For California Residents (CCPA/CPRA)

  • Categories of personal information collected: Identifiers (nickname, email address); characteristics of protected classifications (gender — session only, not stored); commercial information (payment transaction records via Stripe / Toss Payments). We do not sell or share your personal information as defined under the CCPA.
  • Right to know, delete, correct, and opt out of sale: See Section 8. We do not sell personal information. Deletion rights apply to stored account data (email address, nickname).

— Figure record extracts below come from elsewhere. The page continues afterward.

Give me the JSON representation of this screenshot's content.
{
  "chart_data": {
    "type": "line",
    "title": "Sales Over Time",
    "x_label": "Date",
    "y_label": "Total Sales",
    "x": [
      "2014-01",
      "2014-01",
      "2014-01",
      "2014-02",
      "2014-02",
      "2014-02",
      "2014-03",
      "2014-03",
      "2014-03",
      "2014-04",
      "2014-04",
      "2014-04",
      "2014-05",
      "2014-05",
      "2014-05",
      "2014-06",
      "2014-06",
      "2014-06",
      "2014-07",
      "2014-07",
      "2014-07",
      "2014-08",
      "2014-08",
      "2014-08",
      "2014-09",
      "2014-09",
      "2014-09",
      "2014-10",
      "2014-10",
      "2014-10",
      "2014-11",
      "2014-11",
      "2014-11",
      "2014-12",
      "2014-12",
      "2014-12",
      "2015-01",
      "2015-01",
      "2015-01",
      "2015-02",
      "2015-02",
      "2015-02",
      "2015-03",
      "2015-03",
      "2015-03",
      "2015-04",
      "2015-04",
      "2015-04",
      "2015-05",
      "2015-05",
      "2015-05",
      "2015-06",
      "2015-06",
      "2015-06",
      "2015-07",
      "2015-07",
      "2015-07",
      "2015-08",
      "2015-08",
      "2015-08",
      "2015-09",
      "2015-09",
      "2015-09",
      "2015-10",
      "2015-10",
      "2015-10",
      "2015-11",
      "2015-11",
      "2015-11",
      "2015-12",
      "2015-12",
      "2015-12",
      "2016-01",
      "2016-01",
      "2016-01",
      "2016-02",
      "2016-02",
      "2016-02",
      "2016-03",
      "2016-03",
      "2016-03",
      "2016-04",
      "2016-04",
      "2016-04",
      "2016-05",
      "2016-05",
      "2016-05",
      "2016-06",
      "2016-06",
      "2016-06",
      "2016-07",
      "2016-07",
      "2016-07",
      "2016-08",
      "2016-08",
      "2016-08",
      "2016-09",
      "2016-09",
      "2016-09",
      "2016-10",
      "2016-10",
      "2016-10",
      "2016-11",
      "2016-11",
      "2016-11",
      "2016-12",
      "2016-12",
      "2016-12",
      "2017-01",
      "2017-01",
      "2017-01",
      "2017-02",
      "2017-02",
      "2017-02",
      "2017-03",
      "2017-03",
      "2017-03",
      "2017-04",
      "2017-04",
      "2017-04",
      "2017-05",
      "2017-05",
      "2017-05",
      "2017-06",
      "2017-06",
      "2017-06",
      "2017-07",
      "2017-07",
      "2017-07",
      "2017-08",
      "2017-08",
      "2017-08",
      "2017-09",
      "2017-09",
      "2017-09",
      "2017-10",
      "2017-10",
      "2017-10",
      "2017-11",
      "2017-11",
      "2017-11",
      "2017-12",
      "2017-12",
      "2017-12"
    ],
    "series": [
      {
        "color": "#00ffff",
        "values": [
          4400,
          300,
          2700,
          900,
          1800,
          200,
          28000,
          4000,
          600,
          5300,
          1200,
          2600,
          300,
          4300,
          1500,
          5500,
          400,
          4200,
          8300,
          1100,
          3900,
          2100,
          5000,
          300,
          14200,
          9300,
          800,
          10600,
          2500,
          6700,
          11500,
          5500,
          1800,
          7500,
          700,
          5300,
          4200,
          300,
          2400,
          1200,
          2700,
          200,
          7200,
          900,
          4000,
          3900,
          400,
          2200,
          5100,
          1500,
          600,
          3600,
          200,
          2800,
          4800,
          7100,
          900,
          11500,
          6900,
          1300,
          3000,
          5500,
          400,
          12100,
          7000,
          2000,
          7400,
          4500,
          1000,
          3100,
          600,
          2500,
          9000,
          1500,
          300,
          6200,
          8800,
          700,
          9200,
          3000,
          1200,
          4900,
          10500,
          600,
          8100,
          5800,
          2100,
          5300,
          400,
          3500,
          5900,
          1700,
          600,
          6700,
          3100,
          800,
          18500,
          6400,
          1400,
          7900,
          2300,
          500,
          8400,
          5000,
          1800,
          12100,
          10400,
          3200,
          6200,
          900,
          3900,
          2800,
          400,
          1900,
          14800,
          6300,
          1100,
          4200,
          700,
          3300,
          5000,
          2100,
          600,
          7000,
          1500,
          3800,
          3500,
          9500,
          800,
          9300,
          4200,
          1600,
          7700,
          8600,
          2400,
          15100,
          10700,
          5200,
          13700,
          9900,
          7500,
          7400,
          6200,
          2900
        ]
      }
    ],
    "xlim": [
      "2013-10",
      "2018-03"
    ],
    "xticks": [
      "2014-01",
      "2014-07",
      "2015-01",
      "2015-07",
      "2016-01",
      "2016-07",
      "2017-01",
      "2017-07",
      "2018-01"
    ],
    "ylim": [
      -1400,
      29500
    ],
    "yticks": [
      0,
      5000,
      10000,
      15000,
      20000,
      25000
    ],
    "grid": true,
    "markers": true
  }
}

For Quebec Residents (Law 25)

  • We provide this Privacy Policy in English and French (where applicable).
  • Your data may be transferred to servers outside Quebec (Google Cloud Run, Supabase — Montreal region where possible). We take reasonable steps to ensure equivalent protection applies.
  • You may request a privacy impact assessment summary for any cross-border transfer of your data.

For German Users (BDSG / GDPR)

  • Where your birth data is processed in connection with a philosophical belief-based analysis, we treat this as special category data (GDPR Art. 9) and obtain your explicit consent prior to processing.

For Malaysian Users (PDPA 2010)

  • We provide data collection notices in both English and Bahasa Malay.
  • We have appointed a Data Protection Officer as required under the 2024 amendments (effective June 1, 2025).

For Australian Users (Privacy Act 1988)

  • We comply with the Australian Privacy Principles (APPs). Under APP 8, we take reasonable steps to ensure any overseas processing of your data (Google Cloud Run — Tokyo, Japan; Supabase / AWS SES — Seoul, Republic of Korea) meets APP standards.
  • You may request access to or correction of your stored account data at any time by contacting help@ysaju.com.

For Singapore Users (PDPA)

  • You may withdraw consent for data processing at any time by contacting us. We will process your withdrawal within a reasonable timeframe and inform you of any consequences.
  • Account data is stored in the Seoul region (Supabase — ap-northeast-2, AWS SES — ap-northeast-2). App session processing occurs via Google Cloud Run (asia-northeast1, Tokyo).

For Hong Kong Users (PDPO)

  • You have the right to request access to and correction of your personal data held by us.
  • We will not use your personal data for direct marketing without your explicit consent.

This Privacy Policy is provided in English. Where translations are provided for convenience, the English version shall prevail in case of any inconsistency.